Musical prelude with Georgetown University Chamber Singers
Roy Guenther and Peter Rollberg, discussants

Before World War II Russian film director Grigori Kozintsev directed a stage version of King Lear in a Russian translation by Boris Pasternak. In 1970 he revisited this text to make his film adaptation, shooting on austere landscapes in Estonia with a cast of Baltic actors including the revered Jüri Järvet in the title role. On the subject of Shostakovich's music, Kozintsev noted, "I can hear a ferocious hatred of cruelty, the cult of power, and the oppression of justice . . . a fearless goodness which has a threatening quality." (Grigori Kozintsev, 1971, 35 mm, Russian with subtitles, 139 minutes)

Hamlet
October 21 at 4:00PM

Musical prelude: Shostakovich Satires, op. 109
Irina Mozyleva, soprano, and Vera Danchenko-Stern, piano
Roy Guenther and Peter Rollberg, discussants

Creatively pruning the text of Shakespeare's play, Russian director Grigori Kozintsev remains true to the structure, although a number of familiar scenes have been shortened or rendered in visual terms sans dialogue. "Hamlet" has always been filmed in studios but it seems to me that the key to reincarnating Shakespeare's words in visual imagery can only be found in nature . . . . In decisive places, [we must] oust period stylization of the Tudor era and of English affectation, and express the essentials.

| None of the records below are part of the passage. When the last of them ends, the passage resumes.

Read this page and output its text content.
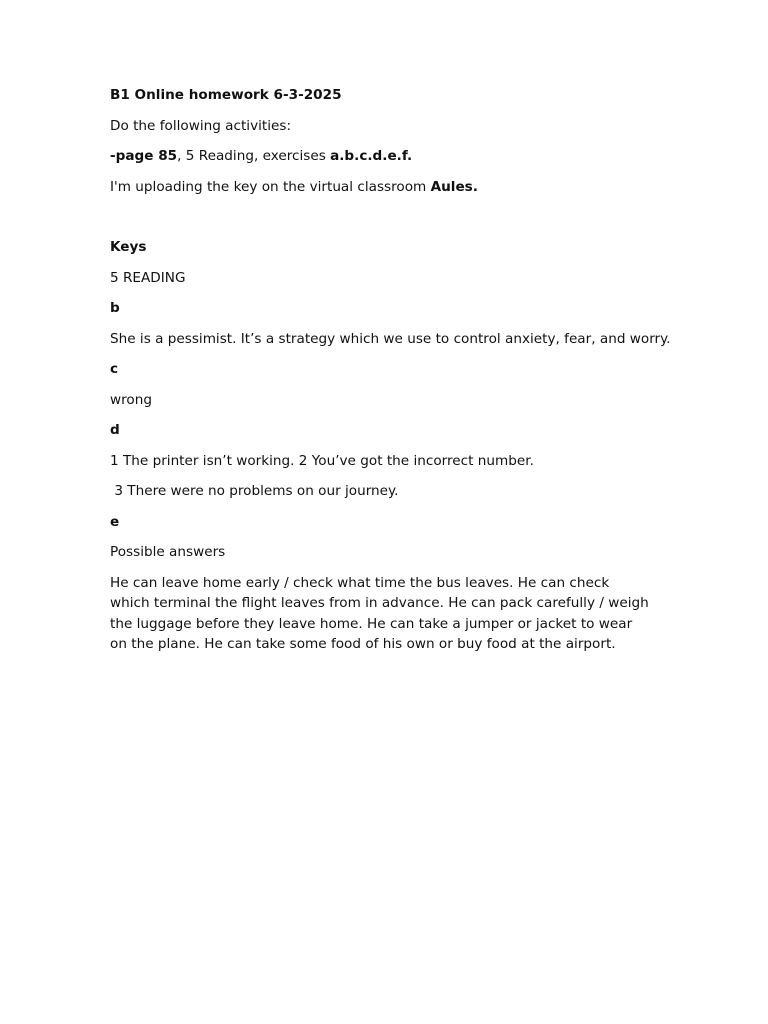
B1 Online homework 6-3-2025

Do the following activities:

-page 85, 5 Reading, exercises a.b.c.d.e.f.

I'm uploading the key on the virtual classroom Aules.

Keys

5 READING

b

She is a pessimist. It’s a strategy which we use to control anxiety, fear, and worry.

c

wrong

d

1 The printer isn’t working. 2 You’ve got the incorrect number.

3 There were no problems on our journey.

e

Possible answers

He can leave home early / check what time the bus leaves. He can check which terminal the flight leaves from in advance. He can pack carefully / weigh the luggage before they leave home. He can take a jumper or jacket to wear on the plane. He can take some food of his own or buy food at the airport.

I have in mind stone, iron, fire, earth, and sea." Laurence Olivier proclaimed it the best adaptation ever. (Grigori Kozintsev, 1964, 35 mm, Russian with subtitles, 140 minutes)

Five Days, Five Nights
October 28 at 4:30PM

North American premiere
Roy Guenther, Tony Palmer, Peter Rollberg, and Solomon Volkov, discussants

When Red Army captain Lenov arrives in Dresden in May 1945, the city has been reduced to rubble. Ordered to find hundreds of old master paintings (including Raphael's Sistine Madonna altarpiece) that had disappeared from the State Art Collection, Lenov succeeds in locating a hidden cache with the help of Dresden residents eager to rebuild. Several more days and nights will go by, however, before the remainder of the collection is found. The first ever GDR-Soviet coproduction, Five Days, Five Nights is a rare fictional work about the wartime looting of art. This screening represents the first time the film has been subtitled in English. Shostakovich composed the score using parts of his String Quartet no. 8. (Fünf Tage, Fünf Nächte, Lew Arnstam, 1960, 35 mm, German and Russian with subtitles, 100 minutes). Made possible through the support of DEFA—Stiftung, Berlin, and the DEFA Film Library, University of Massachusetts Amherst.

Testimony
November 3 at 3:30PM

Roy Guenther, Tony Palmer, Peter Rollberg, and Solomon Volkov, discussants

Director Tony Palmer's epic version of Solomon Volkov's edition of Shostakovich's memoirs is a milestone of the biographical film, in part for the way the music illustrates the life. With Ben Kingsley as Shostakovich and Terence Rigby as Stalin, the film features the London Philharmonic conducted by Rudolf Barshai, who in fact knew Dmitri Shostakovich. Palmer notes, "It is clear to me now that if we want to know what it was like to live under Stalin in the Soviet Union from 1924 until 1953, the year of Stalin's death, listen to Shostakovich. It's all we've got." (Tony Palmer, 1988, 35 mm, 157 minutes)

Song of the Rivers
November 4 at 4:00PM

Roy Guenther, Tony Palmer, Peter Rollberg, and Solomon Volkov, discussants

Originally produced on behalf of the 1953 congress of the World Federation of Trade Unions, Song of the Rivers is a footage compilation that became a classic expression of the international solidarity movement. Shot by crews on the Volga, Mississippi, Nile, Yangtze, Amazon, and Ganges, the workers' destinies are united by these rivers coursing through their native lands. At the East German DEFA Stiftung studio in Berlin, the editing was supervised by Joris Ivens and then distributed in 28 languages. The project brought together many artists including Shostakovich, Bertolt Brecht, and Paul Robeson, as well as Ivens and the other filmmakers. (Das Lied der Ströme, Joris Ivens and others, 1954, 35 mm, subtitles, 103 minutes) Made possible through the support of DEFA — Stiftung, Berlin, and the DEFA Film Library, University of Massachusetts Amherst.